Please give me feedback on early Figma mockups for an for Friendship Maintenance for Autistic Individuals

  • No it’s a lot of work in my experience. Particularly if you’re a different kind of autistic person from the kind of autistic person you’re trying to stay friends with. Of the handful of people I’m still friends with A lot of them are neuro divergent but they’re also typically highly introverted. Or at least that’s how they behave nowadays they were much more extroverted in their younger years. It seems transitioning from their twenties to their 30s has been a path that led to introversion. And that makes trying to stay connected to them really difficult because we both have really different expectations and aspirations as to how we connect with others.

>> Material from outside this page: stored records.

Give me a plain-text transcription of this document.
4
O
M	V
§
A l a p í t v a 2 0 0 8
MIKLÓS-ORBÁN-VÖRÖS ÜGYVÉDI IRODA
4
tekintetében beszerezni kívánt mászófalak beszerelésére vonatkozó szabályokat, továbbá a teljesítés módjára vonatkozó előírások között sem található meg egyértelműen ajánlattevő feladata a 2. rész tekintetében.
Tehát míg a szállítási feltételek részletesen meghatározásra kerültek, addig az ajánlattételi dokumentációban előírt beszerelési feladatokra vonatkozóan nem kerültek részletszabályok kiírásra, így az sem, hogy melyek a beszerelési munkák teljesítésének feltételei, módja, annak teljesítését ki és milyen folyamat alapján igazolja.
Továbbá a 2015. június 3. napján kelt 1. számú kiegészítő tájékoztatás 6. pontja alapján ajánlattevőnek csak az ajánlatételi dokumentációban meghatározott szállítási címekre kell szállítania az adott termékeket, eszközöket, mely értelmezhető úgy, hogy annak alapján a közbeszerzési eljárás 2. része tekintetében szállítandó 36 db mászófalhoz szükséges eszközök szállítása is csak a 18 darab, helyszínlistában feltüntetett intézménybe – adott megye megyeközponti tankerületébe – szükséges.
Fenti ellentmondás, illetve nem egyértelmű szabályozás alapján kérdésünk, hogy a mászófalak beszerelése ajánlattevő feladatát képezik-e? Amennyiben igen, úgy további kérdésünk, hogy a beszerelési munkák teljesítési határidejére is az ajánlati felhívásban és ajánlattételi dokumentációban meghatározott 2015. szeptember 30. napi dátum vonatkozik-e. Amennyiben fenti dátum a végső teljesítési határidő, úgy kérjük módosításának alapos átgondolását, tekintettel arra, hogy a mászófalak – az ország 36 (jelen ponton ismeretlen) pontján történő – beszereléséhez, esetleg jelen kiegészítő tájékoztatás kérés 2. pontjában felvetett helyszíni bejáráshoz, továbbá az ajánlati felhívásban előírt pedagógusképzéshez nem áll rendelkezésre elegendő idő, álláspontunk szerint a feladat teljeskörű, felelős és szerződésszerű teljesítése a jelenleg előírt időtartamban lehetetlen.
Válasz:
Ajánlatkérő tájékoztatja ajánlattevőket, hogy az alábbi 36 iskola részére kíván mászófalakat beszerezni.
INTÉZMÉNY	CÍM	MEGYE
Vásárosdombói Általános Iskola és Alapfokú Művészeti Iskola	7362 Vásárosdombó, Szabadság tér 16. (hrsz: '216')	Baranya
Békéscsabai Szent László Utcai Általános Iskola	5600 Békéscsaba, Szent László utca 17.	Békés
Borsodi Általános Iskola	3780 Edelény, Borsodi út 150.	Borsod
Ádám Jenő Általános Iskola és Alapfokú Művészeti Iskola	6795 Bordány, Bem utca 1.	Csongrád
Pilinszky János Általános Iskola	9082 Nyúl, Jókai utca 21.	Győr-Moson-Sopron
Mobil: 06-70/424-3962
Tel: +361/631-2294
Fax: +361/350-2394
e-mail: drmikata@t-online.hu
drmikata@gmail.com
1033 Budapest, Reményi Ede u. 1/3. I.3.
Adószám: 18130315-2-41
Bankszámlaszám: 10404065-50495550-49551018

  • I don’t really like the term ‘maintaining friendships ‘ . It makes it sound like hard work

    Exactly! Friendships are easy to maintain when we find our own tribe, like in this autistic community!

  • Interesting you say that because I did find it hard work, but it was mostly self inflicted. I put pressure on myself to hold friendships together to the point I would basically ruin it.

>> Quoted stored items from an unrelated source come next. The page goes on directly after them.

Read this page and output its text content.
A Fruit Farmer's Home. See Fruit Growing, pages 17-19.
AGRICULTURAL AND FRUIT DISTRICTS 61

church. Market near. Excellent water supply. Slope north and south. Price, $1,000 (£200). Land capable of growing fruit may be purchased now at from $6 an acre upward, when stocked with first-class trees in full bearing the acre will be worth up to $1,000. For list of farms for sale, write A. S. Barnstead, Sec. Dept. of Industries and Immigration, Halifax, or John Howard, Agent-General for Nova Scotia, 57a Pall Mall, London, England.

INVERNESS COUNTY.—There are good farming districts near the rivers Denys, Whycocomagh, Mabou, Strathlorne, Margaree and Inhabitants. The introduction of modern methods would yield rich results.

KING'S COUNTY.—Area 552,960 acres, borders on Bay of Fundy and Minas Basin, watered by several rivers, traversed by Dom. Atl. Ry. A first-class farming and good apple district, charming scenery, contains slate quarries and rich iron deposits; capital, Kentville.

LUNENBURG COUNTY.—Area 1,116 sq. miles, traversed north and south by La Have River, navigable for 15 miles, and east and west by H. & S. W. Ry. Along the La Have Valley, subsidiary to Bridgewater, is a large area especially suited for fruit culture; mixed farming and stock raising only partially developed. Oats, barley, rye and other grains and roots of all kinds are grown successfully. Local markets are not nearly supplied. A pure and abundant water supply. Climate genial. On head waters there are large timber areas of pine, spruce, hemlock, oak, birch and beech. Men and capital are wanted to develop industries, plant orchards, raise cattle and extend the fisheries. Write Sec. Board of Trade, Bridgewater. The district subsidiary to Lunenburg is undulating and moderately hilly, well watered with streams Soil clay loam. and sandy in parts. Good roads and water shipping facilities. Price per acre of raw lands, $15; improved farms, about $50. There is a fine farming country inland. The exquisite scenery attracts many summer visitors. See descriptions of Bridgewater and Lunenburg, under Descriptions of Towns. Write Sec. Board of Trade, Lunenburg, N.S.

    I think I could have been more open with the friends I had, and I regret not doing so. 

  • I never thought I would say this but making friends and staying friends is easy with the right people. I had no friends at all at school and was convinced I just wasn’t getting it right but that changed at uni- I met likeminded people and it was surprisingly easy

  • Maybe what would be good is a way of facilitating meeting likeminded people with shared interests

  • I don’t really like the term ‘maintaining friendships ‘ . It makes it sound like hard work. In my experience true friendships don’t need conscious maintaining. They just are. If it feels like i have to make a big effort or mask it’s usually just not right. My friends and I have no expectations of how often to be in touch or see each other - but this doesn’t stop us from being close. Most of my friends  are neurodivergent too and I think that might make things easier. 
    what I do find difficult is to find right balance of seeing people when I am exhausted or in state of burnout. I am now much more self aware and allow myself to retreat if necessary but sometimes pushing myself a little is good. 
    the hard thing I find is to meet the right people.

  • I really like this idea. It's something I could benefit from as I have struggled with differentiating between different types of friends.

    It got too overwhelming having "work friends", "school friends", "close friends" etc so I just decided to separate it into two - friends and acquaintances. 

    To echo what Peter said, I used to keep spreadsheets too. I used to keep a list of friends and put them into categories etc. I think I saw it as a way of making sense of it all, but it did the opposite. I didn't really speak up about the fact it was all getting too much because I was embarrassed.

  • I'm not 100% sure how your system works but it looks like a friend tracking app. Like you'd use it to store facts about people as you're getting to know them. I did actually used to do this, with notes / spreadsheets etc. Design wise it looks fine, some of the text in the middle panel might be a bit small for older phones. It's hard to tell what it does just from some mocked up screen shots beyond a calendar / contact book / notebook that we all have on our phones anyway.